The rapid advances in broadband networking, mobile communications and web services are making all this possible, and even more affordable because of open-source technologies, offshore services and Web 2.0 innovations.
The maturation of on-demand services is making them attractive to corporate executives, as well as IT decision-makers, who are looking to shift their technology costs from capital to operating budgets where they can gain flexibility to meet the fluctuating needs of their organizations. They also are seeking to shift the burden of deploying and managing applications from their inhouse staff to the software vendors themselves.
THINKstrategies Inc.’s survey research has seen customer interest and adoption of SaaS nearly double over the past year, jumping from 32 percent of survey respondents reporting they were using SaaS solutions in 2007 to 63 percent in 2008. More importantly, more than 90 percent of these SaaS users reported they are not only satisfied with their SaaS solutions, but plan to renew and expand their services, and would recommend SaaS to their peers.
As a result, the SaaS and cloud computing market is attracting a plethora of players seeking to gain a share of this rapidly growing opportunity.
Yet, many privately-held SaaS vendors are facing significant challenges. The proliferation of players is creating greater competition and extending the sales cycle. Centive Inc.’s acquisition by cross-country rival Xactly Corp. last week is an example of the industry consolidation that will escalate during 2009.
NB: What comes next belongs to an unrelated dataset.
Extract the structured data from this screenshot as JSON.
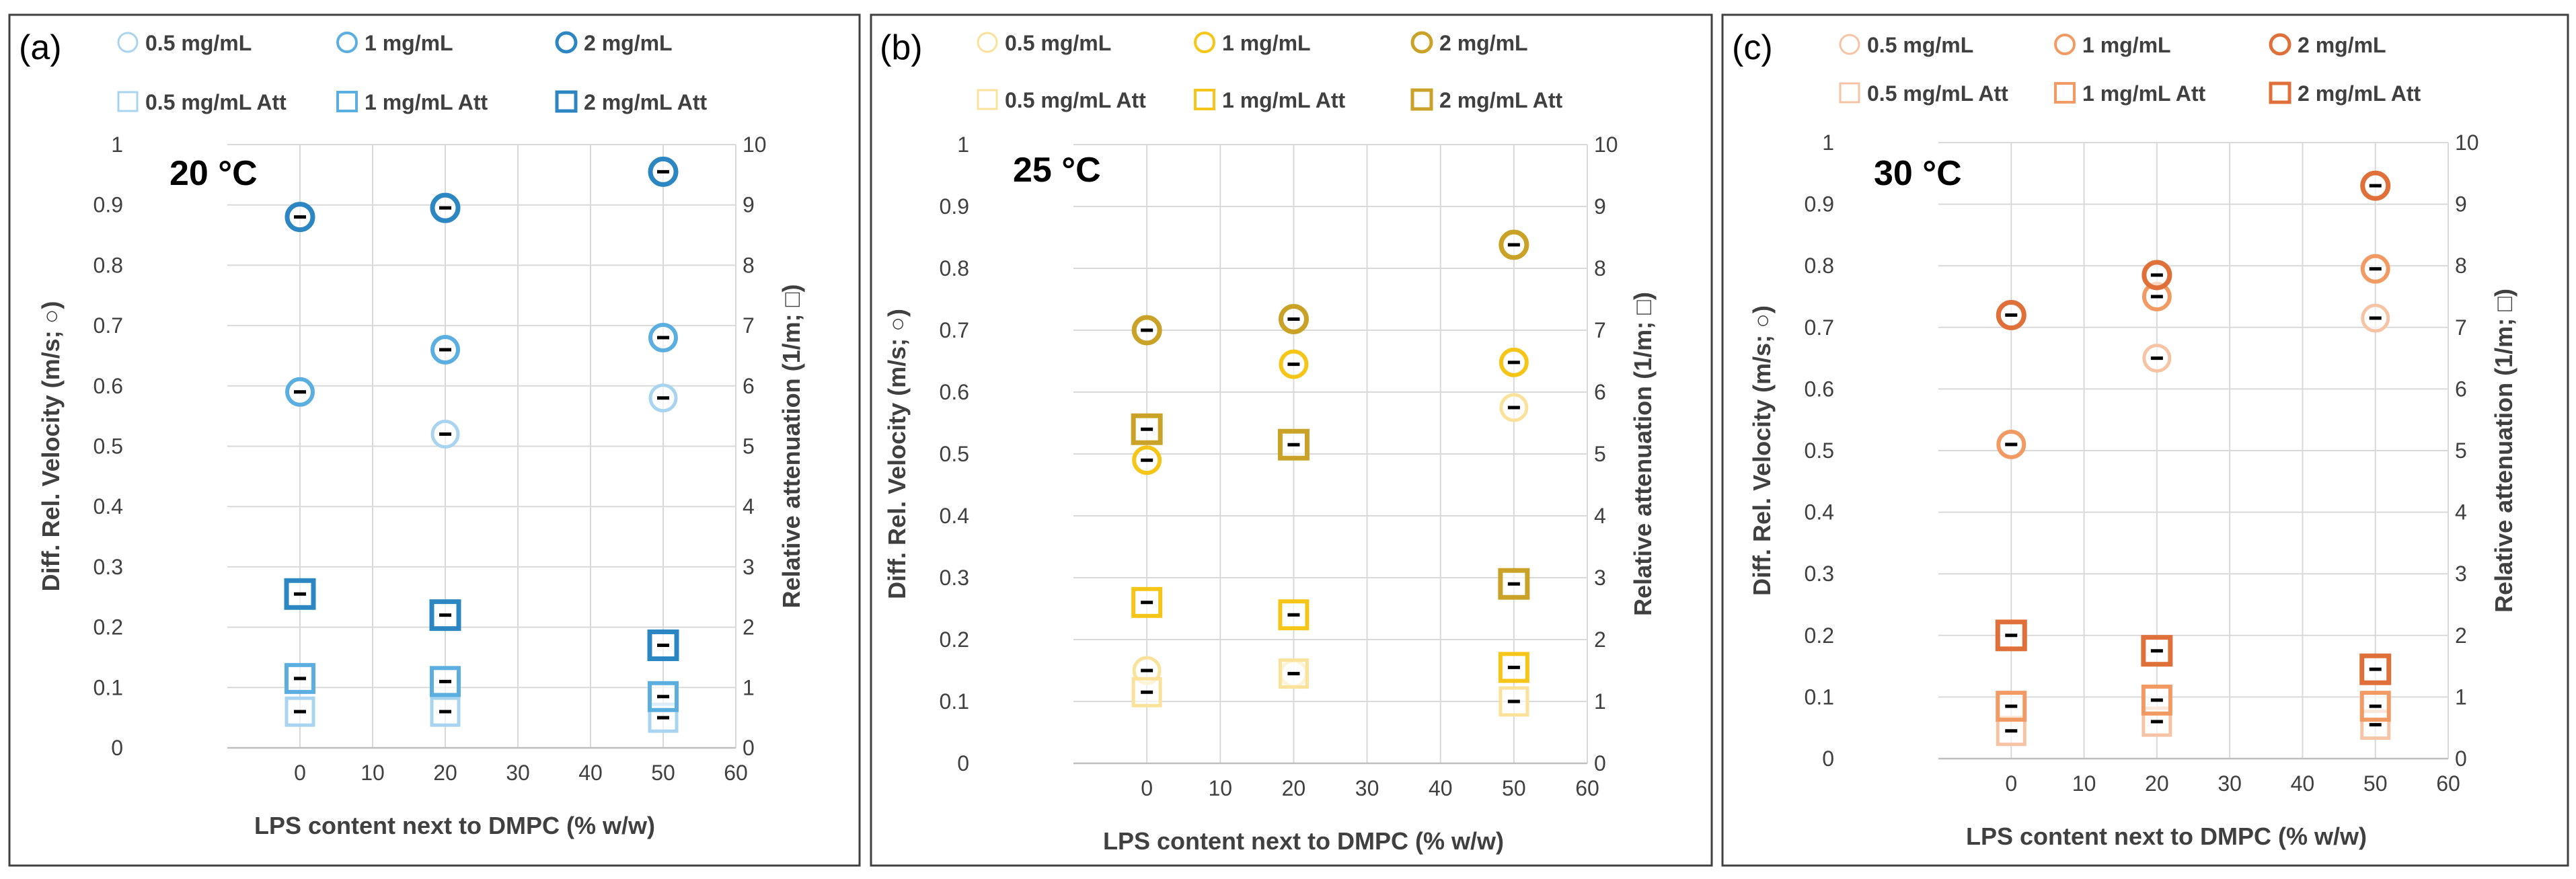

The SaaS model requires vendors to invest in service delivery infrastructure and puts the burden on them to ensure the success of the software, from availability to optimization. But, the additional service delivery and support costs are not offset by the same upfront revenue recognition models which have benefited legacy software companies in the past. Instead, the pay-as-you-go SaaS revenue model denies them the same revenue stream to pay for their development, market, sales and other operating costs.
With VC, private equity and even traditional bank loans hard to come by, many SaaS companies cannot find the funding they need to finance their operations. As a consequence, the inevitable market shakeout, which would have occurred in the future as a result of market saturation, is likely to be accelerated.
Press reports regarding SaaS and cloud computing company failures, as well as service disruptions, could spark customer concerns about the viability of the overall SaaS and cloud computing industry. Many will wonder if SaaS and cloud computing are simply a rehash of the previous generation of application service providers, which disappeared because they failed to deliver real business value.
Today’s SaaS and cloud computing vendors have opportunities because they are delivering measurable business benefits. They must promote these customer success stories to convince other decision-makers to try SaaS and cloud computing solutions as well.
The survivors of the SaaS and cloud computing industry shakeout will be those who capitalize on the best enabling technologies and build the strongest ecosystems; fortify their market positions via a combination of organic growth and targeted acquisitions and mergers; properly target their services, and communicate the right business-oriented value propositions to decision-makers; and clearly demonstrate their tangible benefits.